This review contains spoilers

This game has a divisive reputation among Tales fans, to say the least, so I did my best to come into Zestiria with an open mind, but I can't say I came away with a positive impression.

I was mainly interested in playing this as a companion to Tales of Berseria, Zestiria's prequel. Berseria's ending is bittersweet, leaving open the hope that someone can fix the world's fate in the future, i.e. the plot of Zestiria. If you want to follow up on these unresolved threads, it seems reasonable to play these games in chronological order.

Unfortunately, after Berseria, the themes of this game left a bad taste in my mouth. Berseria does a lot to humanize demons, treating generic fantasy enemies as people with inner lives. Zestiria plays the same fantasy tropes straight: while it might seem happier that Sorey can "purify" hellions rather than killing them (usually...), the hellions we see are either mindless monsters or innately wicked. It seems like none of the lessons from Velvet's time really stuck around in this world.

Furthermore, Artorius, Berseria's Shepherd, is... well... a fascist. He's obsessed with moral purity, blind obedience to a chosen hero, submission of the individual to the many, and the triumph of "reason" over emotion. His ideal society is one purged of social undesirables. And the Abbey is always depicted in stark shades of white. Berseria makes you root for its villain protagonists by saying "Hey, have you noticed that the hero's journey has some fascist subtext?" And granted, it's a critique of an entire genre, not just Zestiria. But after Artorius, I found it difficult to turn that interpretation off and invest myself in Sorey's journey at face value, as Zestiria's party try to keep Sorey from being tainted by negative emotions so he can stay pure, as he faces conflicts like "the ungrateful populace not immediately accepting his awesome powers and chosen one status". Those hero tropes (the ones that other game said were fascist) are played completely straight. It ends up coming off like Zestiria only exists so that Berseria can subvert it.

But I don't know that I would recommend playing Zestiria first, either. The beautiful environments and fun dungeon designs are plagued by clunky battle mechanics, sluggish AI, and perpetual camera issues.
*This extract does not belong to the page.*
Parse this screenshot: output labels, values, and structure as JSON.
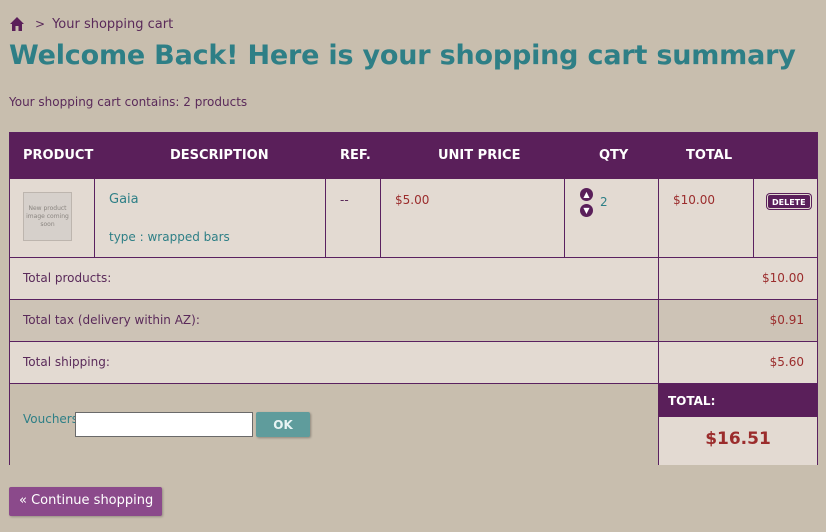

The cast are about as zesty as cornflakes--I cared about Edna and Zaveid by virtue of their connection to Eizen, but that's about it. Arguably this is as close as it comes to a Tales game with a canon gay relationship, and that still didn't save it. The plot is essentially Stranger in a Strange Land, if, when the protagonist arrived to enlighten humanity, the Martians all showed up like "Hey, you shouldn't give psychic powers to Alisha, you should give them to Rose. We all like Rose much better than Alisha. And she's smarter, too!" He couldn't even be bothered to die at the end.

Reviewed on Dec 24, 2023


2 Comments


2 months ago

Amazing, this is one of the dumbest shit i haver ever read for a review. You value the game with the prequel in mind and call Sorey a "fascist" even when Velvet has condemned a village or killed innocent people for her selfish revenge.

2 months ago

Actually, everything Velvet did in Berseria was morally correct. Especially the murders. Hope that helps!